Caregivers get a new resource for telling patients about unintended harm

Telling a patient that an adverse event occurred, or nearly occurred, during their medical care is difficult for most doctors and healthcare providers. “Adverse event” is a term used to describe unintended harm (or potential harm) to a patient as a result of medical care. Doctors and providers faced with an adverse event might worry how the patient will react, wonder if acknowledging the event will cause legal trouble, or just be unsure about proper reporting procedures. Yet, disclosing adverse events to patients is essential to creating a culture of patient safety in Oregon.

This week, the Oregon Patient Safety Commission released the Oregon Adverse Event Disclosure Guide – a resource intended to help Oregon’s physicians and health care organizations better understand the purpose of disclosure and develop and improve their disclosure programs.

Funded by a grant from The Regence Foundation, the guide provides perspectives and resources to help health care organizations meet Oregon’s requirement that written notification be provided to patients who experience a serious adverse event.

The State of Oregon requires that written notification be provided to patients as a part of its adverse event reporting program. Currently there is compliance about 50 percent of the time. “A crucial component of a culture of safety is a transparent health system where doctors and healthcare organizations are able to effectively share information about adverse events with patients and families,” said Bethany Higgins, executive director of the Oregon Patient Safety Commission. “Written disclosure is only one way of communicating with the patient and should never be the only method used. When leveraged to enhance the oral disclosure process, written notification provides an additional means to build trust and reinforce transparency.”

The disclosure guide was created in partnership with the Oregon Association of Hospitals and Health Systems and the Oregon Medical Association.

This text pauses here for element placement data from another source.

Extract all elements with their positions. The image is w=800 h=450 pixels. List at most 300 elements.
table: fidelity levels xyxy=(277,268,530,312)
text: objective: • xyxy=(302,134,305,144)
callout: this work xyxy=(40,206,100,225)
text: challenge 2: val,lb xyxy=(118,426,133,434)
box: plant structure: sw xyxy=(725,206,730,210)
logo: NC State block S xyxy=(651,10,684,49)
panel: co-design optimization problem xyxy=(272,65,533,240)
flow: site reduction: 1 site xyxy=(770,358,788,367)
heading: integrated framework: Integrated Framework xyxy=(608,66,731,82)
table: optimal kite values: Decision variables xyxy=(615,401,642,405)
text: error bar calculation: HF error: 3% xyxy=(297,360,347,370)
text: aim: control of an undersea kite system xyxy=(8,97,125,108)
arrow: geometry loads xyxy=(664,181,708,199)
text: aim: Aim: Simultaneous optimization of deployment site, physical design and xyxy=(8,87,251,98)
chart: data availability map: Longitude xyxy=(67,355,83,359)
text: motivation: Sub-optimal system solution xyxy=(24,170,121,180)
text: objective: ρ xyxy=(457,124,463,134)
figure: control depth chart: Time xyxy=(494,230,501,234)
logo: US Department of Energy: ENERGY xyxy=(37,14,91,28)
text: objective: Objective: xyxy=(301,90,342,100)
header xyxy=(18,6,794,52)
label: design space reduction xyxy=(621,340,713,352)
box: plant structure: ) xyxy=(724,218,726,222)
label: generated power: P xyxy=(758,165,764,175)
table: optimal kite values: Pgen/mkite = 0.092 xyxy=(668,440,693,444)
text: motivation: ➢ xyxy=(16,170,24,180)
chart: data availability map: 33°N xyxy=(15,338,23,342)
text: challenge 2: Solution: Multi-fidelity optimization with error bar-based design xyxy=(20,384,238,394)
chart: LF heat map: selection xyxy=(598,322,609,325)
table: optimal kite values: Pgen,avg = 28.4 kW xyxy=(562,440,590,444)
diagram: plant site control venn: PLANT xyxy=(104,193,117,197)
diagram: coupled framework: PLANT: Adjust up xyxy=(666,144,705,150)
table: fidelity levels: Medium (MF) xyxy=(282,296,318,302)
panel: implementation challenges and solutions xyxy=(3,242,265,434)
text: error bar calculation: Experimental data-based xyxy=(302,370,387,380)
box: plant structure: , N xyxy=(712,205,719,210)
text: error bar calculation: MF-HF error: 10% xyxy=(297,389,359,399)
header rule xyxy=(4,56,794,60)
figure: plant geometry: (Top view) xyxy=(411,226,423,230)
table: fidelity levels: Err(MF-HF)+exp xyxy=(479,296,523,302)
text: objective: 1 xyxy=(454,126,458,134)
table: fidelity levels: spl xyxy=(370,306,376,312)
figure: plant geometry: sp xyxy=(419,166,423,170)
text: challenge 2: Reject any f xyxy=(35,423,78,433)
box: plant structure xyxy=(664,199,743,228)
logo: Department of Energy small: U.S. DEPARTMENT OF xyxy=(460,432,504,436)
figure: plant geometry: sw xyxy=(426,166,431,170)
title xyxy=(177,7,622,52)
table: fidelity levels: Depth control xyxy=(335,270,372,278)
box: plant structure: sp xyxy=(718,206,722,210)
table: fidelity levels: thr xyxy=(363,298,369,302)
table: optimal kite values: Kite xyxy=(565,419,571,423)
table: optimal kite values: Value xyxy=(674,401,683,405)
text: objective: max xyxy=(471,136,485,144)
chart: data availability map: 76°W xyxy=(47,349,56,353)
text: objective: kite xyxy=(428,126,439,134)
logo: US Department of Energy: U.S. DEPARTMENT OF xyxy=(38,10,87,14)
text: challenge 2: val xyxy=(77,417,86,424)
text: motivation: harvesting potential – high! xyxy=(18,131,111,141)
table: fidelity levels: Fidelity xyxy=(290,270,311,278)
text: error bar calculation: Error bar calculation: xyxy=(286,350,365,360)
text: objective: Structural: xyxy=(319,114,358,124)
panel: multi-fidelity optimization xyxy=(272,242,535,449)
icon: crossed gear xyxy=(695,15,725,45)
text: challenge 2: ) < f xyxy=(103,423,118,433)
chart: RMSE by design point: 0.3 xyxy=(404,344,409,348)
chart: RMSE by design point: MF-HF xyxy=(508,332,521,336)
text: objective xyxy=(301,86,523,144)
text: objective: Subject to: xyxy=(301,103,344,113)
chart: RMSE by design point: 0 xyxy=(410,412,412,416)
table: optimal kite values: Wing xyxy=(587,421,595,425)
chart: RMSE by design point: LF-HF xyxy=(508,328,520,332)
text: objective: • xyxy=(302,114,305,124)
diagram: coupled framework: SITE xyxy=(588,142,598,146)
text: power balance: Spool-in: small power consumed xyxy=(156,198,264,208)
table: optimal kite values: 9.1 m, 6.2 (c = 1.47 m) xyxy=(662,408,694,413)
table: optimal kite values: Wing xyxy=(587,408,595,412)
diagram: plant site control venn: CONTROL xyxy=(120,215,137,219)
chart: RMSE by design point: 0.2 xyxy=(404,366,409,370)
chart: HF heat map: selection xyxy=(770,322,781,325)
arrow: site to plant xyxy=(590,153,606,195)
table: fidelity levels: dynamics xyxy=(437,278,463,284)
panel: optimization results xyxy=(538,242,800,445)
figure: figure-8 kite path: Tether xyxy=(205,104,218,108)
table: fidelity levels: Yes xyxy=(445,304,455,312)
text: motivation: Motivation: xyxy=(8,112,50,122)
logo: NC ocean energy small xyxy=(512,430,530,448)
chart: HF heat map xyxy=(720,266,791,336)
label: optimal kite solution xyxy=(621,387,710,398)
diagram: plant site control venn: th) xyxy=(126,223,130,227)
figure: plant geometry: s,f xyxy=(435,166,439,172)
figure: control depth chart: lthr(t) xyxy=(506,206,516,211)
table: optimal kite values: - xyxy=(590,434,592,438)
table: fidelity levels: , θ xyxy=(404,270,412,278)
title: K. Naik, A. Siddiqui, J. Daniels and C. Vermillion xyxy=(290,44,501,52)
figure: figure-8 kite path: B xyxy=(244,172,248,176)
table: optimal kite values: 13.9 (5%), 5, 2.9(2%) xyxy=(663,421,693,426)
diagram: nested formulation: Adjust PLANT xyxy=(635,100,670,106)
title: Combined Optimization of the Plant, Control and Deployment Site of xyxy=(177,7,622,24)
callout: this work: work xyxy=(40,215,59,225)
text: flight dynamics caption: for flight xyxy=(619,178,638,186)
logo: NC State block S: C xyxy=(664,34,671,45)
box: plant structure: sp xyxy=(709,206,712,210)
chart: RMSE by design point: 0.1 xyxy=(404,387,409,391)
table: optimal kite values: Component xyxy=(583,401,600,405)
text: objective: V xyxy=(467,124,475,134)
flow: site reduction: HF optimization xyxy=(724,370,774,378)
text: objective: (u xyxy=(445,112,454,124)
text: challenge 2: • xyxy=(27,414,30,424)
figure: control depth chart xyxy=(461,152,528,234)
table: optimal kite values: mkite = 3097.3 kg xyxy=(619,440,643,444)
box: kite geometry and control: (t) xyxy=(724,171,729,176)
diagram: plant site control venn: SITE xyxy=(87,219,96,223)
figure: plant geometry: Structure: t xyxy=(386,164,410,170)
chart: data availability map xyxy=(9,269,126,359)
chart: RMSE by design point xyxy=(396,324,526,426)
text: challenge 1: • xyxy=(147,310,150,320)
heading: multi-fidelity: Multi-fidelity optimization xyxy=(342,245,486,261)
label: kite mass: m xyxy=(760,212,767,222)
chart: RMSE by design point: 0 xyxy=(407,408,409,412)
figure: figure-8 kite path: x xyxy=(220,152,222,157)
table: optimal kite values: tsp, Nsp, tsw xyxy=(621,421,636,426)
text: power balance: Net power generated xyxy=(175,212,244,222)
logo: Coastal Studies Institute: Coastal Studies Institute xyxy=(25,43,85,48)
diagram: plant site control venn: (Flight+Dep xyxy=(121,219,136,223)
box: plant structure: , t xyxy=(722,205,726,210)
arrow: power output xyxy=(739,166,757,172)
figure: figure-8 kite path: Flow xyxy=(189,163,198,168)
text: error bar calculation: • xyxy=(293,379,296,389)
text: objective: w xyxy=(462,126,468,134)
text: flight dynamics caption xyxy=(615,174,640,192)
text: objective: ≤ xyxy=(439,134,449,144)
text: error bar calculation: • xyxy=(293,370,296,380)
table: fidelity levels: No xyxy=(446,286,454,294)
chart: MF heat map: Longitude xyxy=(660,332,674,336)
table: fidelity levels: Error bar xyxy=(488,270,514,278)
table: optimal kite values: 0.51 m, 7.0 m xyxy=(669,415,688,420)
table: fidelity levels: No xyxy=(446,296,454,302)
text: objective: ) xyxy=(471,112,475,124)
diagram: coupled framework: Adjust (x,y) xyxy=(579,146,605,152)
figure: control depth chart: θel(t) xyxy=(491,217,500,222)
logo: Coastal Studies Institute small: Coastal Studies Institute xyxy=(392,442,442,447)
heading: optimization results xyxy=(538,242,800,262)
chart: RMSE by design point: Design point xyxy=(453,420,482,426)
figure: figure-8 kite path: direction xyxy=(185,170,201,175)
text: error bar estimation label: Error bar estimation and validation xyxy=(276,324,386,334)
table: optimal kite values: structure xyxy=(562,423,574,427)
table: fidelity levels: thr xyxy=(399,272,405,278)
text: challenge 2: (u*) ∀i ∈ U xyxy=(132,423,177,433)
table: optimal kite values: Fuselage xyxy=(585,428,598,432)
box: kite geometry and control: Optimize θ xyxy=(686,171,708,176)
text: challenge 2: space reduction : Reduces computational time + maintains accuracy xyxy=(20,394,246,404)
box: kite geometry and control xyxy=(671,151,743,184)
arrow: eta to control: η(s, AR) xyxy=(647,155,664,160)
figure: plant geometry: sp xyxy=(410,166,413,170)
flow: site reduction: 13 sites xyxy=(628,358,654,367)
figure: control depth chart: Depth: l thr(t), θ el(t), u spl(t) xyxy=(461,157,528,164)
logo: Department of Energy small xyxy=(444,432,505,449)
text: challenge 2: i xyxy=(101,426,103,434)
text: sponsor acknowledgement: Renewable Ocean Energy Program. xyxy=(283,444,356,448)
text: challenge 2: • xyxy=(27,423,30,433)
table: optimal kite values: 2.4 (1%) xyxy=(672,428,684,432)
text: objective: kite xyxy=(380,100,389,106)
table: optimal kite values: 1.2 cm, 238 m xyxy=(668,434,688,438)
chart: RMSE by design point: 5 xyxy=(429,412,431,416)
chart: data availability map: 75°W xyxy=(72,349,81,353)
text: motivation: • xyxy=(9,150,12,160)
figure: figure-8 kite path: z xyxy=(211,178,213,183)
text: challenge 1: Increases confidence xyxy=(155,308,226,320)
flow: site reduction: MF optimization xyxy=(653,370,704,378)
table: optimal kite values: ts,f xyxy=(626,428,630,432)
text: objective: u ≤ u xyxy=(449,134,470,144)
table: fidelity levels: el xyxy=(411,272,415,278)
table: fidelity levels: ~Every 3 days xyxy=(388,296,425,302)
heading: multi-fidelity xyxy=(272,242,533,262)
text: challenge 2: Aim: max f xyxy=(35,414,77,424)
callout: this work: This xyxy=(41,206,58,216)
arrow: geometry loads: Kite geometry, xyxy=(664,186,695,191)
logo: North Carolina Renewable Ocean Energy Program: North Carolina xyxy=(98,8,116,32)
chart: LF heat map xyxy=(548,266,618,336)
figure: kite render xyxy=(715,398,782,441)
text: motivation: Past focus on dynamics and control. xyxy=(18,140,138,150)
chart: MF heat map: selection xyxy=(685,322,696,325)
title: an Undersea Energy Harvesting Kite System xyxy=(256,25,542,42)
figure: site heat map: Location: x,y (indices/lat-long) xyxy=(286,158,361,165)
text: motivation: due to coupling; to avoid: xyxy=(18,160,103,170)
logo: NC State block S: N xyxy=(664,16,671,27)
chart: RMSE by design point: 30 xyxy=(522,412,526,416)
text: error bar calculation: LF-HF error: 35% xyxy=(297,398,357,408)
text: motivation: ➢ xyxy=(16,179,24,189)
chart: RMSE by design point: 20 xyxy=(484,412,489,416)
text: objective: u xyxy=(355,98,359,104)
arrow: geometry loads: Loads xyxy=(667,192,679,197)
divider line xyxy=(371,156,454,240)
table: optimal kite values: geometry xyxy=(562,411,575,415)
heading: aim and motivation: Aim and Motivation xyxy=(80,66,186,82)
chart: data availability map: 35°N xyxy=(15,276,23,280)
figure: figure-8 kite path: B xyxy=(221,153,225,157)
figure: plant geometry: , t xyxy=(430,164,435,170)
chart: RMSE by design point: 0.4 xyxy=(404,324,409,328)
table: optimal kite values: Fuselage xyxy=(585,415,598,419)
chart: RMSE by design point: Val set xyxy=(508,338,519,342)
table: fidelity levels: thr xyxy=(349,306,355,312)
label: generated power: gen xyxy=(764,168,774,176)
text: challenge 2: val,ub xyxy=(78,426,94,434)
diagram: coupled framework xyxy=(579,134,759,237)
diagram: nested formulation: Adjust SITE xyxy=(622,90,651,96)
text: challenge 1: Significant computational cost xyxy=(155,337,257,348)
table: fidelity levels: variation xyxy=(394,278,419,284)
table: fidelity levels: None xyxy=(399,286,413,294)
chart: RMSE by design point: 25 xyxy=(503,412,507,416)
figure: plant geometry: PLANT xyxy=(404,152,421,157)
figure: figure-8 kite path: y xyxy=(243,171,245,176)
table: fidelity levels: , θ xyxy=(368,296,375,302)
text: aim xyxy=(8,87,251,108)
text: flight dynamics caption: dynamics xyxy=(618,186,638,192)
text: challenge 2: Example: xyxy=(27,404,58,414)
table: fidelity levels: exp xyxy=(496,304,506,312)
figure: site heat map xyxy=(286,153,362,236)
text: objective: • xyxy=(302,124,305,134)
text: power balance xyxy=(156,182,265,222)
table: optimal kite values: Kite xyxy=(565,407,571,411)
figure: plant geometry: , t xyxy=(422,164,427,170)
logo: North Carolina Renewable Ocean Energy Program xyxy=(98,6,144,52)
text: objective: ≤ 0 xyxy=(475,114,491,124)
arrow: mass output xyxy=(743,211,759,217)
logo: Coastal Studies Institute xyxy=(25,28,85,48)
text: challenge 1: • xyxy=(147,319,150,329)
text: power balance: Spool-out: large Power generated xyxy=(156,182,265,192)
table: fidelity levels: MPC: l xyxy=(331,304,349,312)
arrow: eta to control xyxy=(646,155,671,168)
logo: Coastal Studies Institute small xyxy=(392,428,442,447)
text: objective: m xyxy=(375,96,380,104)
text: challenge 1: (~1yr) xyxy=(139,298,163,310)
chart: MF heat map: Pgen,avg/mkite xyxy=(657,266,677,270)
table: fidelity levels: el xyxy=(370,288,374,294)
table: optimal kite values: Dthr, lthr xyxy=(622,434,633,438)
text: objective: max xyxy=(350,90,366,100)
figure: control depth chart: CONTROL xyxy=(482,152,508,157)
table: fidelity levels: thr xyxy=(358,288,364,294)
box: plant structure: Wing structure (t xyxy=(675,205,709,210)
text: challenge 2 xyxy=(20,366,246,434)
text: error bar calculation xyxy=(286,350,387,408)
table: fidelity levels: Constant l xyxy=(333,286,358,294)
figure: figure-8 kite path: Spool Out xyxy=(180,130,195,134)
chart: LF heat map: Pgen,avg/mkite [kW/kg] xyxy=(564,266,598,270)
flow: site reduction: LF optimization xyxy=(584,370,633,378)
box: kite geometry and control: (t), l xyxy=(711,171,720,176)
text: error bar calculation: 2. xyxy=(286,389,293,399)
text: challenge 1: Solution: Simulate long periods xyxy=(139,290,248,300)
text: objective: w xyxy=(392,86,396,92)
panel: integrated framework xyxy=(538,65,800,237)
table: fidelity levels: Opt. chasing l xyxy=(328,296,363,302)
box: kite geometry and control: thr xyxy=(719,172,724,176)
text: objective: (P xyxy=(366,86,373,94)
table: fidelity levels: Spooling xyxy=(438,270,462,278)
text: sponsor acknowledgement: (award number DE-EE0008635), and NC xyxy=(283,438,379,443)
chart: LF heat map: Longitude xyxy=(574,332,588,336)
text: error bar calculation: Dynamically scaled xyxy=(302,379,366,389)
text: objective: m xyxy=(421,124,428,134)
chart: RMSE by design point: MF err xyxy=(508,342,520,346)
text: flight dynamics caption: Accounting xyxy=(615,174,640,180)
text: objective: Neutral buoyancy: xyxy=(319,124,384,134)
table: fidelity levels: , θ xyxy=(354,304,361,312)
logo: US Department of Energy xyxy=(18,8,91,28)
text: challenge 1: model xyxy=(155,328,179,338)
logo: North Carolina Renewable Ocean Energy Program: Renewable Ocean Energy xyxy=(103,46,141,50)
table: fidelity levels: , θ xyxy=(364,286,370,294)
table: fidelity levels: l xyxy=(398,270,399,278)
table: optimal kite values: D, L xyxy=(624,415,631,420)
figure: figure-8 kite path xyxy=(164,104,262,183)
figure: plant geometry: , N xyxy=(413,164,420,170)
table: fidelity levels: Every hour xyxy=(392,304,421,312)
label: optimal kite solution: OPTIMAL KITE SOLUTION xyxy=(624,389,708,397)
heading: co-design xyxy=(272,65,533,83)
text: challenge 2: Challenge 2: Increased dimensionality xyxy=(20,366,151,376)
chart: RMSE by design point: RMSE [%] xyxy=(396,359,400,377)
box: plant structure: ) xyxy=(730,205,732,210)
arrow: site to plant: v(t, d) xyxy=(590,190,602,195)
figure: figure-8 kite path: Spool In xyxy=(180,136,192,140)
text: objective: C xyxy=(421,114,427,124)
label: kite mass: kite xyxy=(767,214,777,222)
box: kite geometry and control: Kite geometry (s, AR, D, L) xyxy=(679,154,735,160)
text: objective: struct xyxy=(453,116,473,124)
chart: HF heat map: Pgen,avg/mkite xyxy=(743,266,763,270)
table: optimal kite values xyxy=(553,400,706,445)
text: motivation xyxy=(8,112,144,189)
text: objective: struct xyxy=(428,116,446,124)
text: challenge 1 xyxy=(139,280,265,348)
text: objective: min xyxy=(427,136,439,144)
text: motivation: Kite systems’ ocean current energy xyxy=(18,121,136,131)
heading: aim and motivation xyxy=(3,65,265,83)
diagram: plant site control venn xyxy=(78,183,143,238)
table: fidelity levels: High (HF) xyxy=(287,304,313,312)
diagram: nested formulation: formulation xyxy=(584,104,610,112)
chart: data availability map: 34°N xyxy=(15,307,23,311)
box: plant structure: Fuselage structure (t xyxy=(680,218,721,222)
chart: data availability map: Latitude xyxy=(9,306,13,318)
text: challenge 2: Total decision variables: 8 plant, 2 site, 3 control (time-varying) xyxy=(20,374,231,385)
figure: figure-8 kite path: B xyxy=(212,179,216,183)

“As of September 2011, all 58 of Oregon’s community hospitals are participating in the voluntary reporting program. With full hospital participation, we can work to create a comprehensive perspective about the serious adverse events that occur and how we can learn from each other to improve patient safety outcomes in Oregon,” stated Diane Waldo, director of quality and clinical services for OAHHS. “Reducing hospital-related adverse events is a cornerstone of OAHHS’ quality program and this guide from the Commission assists all hospitals in creating better outcomes for all Oregonians.”